As with most abstraction, there is an awareness of natural phenomena behind the images.

Here the pale blue areas in the upper parts of many of the paintings and the sandy colours of the foreground suggest seascapes, but there is no suggestion that any particular place in indicated.

Cutting across the natural references are geometric lines, often circles that are seen in perspective and therefore become ellipses, and a tight patterning of straight lines.

Yet the principal fascination of these works, whether on canvas or on paper, is the scrubbed, washed-out nature of the surfaces.

Adams' skill shows in the way he organises the compositions with small areas of dense colour counterpointed among the areas of pale colour and, above all, it shows itself in the way his layers of paint emerge and then vanish again in a mysterious but visually compelling way, notably in such paintings as Big Med. The little dark areas become positively playful as they pop out like a signal in Flag.

It is the nature of abstract painting that almost the only way to talk about it is by analogy with music. It is worth noting that Adams has a second career as a much-admired musician. These paintings are variations on a theme. They have a quiet base and sudden arpeggios. Perhaps in this show we get too much of the theme but the harmonies are very appealing.

Surfaces are also very important in the work of Philippa Blair. Every so often she sticks on great blobs of paint that stand a centimetre high on her canvases at the Judith Anderson Gallery. Her paintings are all emotion, dash and flair.

Nevertheless, these works sent from her base in Los Angeles have gained a structure to go with their brio. There is still a reliance here and there on accidental effects, but Blair prepares for the happy accidents more consciously than in the past and loses some spontaneity.

Among the many fine paintings in the show there is one that is utterly captivating.

It is called Madame Butterfly, but the reference is not so much operatic as a link with the huge folded kimono-shaped paintings that the artist has often exhibited in the past.

This painting is constructed quite conventionally. It has a centre panel and two wings. The left-hand panel is wildly energetic with hectic colour.

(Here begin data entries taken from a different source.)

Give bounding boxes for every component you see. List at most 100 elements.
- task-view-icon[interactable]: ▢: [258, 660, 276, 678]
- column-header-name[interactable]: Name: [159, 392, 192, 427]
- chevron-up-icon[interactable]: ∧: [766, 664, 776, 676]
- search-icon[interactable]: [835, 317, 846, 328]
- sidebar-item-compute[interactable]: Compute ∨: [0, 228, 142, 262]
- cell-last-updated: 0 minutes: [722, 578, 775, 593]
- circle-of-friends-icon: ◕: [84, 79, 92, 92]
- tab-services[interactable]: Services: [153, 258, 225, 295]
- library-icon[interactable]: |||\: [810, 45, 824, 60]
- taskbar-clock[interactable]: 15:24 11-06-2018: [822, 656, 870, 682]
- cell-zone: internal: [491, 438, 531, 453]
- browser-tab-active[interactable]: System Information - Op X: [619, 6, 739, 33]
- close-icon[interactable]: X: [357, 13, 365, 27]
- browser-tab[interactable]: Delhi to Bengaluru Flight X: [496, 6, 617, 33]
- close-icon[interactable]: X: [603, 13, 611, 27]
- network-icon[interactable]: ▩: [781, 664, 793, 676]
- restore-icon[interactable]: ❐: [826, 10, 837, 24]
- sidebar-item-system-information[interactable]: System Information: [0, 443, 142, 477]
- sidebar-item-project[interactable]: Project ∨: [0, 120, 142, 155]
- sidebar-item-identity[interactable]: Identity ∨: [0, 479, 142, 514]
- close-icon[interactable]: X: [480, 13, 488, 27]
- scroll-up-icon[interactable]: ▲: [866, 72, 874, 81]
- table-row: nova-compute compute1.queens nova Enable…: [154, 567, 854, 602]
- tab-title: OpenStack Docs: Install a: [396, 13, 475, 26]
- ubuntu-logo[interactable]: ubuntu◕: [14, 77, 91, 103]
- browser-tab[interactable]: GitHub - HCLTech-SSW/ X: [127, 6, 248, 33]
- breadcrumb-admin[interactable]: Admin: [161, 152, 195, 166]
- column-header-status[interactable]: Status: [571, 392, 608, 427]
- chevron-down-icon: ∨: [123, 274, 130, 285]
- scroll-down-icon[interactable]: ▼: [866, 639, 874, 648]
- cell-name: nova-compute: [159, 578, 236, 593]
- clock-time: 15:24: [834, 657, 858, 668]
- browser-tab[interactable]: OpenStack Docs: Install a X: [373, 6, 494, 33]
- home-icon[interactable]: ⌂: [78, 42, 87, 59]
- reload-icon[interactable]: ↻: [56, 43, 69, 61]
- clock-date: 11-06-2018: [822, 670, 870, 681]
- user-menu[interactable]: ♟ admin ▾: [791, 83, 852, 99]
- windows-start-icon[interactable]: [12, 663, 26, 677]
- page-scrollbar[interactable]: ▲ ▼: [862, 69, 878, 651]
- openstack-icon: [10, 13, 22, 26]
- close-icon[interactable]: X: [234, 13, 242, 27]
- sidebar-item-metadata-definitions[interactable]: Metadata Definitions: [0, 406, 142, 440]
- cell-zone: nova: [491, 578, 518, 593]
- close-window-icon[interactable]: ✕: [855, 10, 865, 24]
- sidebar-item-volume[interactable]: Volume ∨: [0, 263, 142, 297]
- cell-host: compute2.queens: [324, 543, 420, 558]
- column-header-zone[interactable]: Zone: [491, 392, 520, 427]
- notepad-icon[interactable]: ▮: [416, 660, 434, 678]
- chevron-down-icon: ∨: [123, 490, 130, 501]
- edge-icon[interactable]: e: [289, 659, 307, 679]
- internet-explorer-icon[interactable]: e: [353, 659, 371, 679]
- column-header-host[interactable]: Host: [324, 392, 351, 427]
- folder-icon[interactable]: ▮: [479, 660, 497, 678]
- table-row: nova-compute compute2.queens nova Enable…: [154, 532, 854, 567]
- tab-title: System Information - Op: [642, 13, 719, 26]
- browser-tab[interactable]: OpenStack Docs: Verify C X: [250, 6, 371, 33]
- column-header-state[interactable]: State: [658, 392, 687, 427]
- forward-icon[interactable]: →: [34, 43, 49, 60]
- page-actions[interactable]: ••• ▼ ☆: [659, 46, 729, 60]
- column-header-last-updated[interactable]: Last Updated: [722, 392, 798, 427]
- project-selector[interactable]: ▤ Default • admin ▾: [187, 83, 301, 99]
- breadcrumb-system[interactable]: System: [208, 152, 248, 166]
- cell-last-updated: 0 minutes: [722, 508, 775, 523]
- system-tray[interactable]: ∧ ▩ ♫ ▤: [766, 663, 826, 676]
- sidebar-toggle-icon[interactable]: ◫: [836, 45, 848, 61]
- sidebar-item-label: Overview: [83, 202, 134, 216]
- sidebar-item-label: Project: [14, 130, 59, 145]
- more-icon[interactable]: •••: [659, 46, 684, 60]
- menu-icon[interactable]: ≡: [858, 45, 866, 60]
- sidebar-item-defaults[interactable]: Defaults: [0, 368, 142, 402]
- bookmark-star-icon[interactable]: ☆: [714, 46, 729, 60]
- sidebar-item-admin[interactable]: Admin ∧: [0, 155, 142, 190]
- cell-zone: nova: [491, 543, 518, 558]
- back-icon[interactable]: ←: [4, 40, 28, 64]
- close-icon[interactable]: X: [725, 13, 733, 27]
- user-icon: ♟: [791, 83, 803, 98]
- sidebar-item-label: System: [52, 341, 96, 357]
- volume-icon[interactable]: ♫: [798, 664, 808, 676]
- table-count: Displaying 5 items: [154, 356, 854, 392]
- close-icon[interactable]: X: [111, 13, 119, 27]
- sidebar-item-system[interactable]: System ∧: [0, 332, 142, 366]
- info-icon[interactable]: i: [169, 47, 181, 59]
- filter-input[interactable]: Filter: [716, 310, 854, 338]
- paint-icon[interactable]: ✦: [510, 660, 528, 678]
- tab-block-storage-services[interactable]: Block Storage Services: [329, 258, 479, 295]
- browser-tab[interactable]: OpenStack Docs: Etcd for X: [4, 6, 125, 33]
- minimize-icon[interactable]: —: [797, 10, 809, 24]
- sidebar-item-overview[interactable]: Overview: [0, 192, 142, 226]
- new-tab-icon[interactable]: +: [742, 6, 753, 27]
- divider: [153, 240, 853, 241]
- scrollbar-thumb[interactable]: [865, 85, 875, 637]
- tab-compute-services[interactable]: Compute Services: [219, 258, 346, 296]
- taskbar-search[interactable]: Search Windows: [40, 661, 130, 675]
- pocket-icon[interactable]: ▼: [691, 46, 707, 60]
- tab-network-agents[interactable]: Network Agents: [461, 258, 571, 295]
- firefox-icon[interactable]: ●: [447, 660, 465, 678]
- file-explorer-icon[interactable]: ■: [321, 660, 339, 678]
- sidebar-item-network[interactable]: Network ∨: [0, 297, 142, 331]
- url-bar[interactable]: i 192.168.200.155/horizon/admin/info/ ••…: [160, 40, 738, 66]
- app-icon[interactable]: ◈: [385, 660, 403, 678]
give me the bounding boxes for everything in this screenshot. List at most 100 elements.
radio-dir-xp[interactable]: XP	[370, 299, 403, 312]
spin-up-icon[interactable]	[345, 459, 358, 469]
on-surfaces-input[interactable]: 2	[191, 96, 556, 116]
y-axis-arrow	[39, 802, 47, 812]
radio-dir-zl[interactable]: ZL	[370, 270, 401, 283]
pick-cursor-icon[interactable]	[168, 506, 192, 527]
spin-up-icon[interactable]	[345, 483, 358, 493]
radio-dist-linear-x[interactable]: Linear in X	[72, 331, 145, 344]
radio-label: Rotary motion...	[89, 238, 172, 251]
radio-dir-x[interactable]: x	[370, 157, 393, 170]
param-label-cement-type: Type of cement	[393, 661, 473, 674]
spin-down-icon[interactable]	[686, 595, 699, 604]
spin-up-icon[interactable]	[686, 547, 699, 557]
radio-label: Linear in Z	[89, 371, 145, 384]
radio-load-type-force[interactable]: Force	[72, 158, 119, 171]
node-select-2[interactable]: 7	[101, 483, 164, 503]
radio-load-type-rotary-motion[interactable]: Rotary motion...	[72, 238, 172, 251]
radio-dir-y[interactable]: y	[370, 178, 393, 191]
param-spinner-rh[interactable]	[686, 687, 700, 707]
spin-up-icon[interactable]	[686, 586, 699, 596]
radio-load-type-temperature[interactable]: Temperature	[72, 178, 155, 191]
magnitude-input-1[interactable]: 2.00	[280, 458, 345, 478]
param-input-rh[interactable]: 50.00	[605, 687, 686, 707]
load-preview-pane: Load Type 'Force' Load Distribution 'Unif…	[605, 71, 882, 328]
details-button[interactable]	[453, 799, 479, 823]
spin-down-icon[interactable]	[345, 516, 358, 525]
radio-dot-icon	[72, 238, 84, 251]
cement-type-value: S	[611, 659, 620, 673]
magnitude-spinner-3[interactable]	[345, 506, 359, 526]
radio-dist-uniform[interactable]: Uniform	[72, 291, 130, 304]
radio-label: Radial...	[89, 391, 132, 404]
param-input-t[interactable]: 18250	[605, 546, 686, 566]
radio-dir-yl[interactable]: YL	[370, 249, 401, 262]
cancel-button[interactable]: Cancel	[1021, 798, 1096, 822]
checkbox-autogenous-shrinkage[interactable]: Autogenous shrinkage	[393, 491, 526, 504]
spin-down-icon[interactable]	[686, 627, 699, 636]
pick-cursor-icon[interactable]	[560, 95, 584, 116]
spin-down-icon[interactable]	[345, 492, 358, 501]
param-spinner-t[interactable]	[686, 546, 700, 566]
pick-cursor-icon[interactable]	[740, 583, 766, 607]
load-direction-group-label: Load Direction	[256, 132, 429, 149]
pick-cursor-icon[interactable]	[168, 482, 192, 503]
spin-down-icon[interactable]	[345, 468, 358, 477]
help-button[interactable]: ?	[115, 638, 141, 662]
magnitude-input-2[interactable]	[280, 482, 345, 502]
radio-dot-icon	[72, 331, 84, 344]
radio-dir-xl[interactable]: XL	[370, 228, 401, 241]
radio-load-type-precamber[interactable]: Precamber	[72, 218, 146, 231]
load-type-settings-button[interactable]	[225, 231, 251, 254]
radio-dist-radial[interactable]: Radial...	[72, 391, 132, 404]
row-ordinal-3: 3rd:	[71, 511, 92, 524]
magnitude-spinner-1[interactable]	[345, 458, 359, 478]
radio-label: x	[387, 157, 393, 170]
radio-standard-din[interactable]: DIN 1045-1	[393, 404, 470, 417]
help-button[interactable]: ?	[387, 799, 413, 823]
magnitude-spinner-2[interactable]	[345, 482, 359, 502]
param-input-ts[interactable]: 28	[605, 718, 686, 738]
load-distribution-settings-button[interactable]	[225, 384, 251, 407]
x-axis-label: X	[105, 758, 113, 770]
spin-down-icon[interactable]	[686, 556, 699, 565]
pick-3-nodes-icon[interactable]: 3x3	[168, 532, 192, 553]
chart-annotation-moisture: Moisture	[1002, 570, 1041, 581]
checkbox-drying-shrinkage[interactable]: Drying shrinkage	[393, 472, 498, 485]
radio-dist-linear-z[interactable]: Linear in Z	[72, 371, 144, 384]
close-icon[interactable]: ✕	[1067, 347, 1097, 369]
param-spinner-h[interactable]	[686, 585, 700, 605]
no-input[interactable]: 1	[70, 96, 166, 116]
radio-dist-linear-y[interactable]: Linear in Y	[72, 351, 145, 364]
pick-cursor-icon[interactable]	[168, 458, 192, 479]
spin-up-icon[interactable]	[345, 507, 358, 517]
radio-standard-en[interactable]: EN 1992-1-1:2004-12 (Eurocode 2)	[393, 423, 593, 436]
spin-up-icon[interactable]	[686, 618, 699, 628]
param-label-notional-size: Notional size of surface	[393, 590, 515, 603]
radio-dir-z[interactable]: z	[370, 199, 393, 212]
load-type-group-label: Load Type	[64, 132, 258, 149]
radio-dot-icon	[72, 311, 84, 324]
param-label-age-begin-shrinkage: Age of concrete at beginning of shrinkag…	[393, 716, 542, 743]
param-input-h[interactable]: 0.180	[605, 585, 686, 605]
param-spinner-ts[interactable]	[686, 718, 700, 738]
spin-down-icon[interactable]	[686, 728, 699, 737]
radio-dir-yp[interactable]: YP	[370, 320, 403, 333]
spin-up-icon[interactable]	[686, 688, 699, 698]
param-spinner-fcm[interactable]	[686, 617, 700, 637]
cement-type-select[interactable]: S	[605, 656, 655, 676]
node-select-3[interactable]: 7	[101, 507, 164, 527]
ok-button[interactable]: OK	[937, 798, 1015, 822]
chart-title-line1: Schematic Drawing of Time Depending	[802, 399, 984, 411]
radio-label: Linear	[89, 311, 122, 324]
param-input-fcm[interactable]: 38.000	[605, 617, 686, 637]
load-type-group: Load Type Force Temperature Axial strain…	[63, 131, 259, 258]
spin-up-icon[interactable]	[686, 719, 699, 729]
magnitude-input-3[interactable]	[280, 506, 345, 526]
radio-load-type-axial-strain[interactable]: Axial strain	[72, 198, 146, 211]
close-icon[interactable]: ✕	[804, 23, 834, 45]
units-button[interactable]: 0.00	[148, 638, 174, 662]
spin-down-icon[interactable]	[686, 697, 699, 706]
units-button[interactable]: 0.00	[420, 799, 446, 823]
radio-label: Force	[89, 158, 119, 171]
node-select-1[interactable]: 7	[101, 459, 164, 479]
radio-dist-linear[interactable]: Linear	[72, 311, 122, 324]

The centre panel has something new in the artist's work: cleverly contrived circular forms in dragged colour that give a sense of balance in the midst of storm. The right panel is enchantingly still, pale and elegiac.

In contrast to the symphonic nature of this work is the jazzy colour and rhythm of Mambo Piano, a long work which has a centre of black and white like piano keys and big, strident percussive notes of red, black, yellow and blue across its surfaces. This is an urban work with a complexity intensified by the quotation of the grid patterns of city streets.

At the Anna Bibby Gallery the work of Peter Gibson Smith is cerebral but none the worse for being so intellectual. These paintings, under the general title Recommended Reading, are remarkable pieces of still life. The technique is egg tempera on inlaid gesso on timber panels. It is a technique similar to that used by ikon painters.

These are a special modern ikon. The timber panels are really blocks in the shape of the backs of books. These spines are lettered in an immense variety of styles. The titles are the titles of real books and they are grouped according to their subject matter.

There is a huge work in the shape of a palette that contains hundreds of titles about art history. There is a work called Whitcoulls which is 1000 books all in a row. There is a group called Reproduction made up of titles such as "The Pill' and "Sperm Wars." There is a work called Random made up of bestselling titles published by Random House.

Although these endless titles make for fascinating reading, no one could mistake them for the books themselves. They are too large and too flat. They work as signs that indicate the immense amount of human thought devoted to particular subjects. And they are also striking because of their varied colour and the way the surfaces have been abraded to suggest wear and tear and the passage of time.

Taken as a whole, the exhibition is a hugely impressive achievement, though one might quibble that the books on architecture stack in an unstable arch while they might have been built in a way that would allow them to stand alone.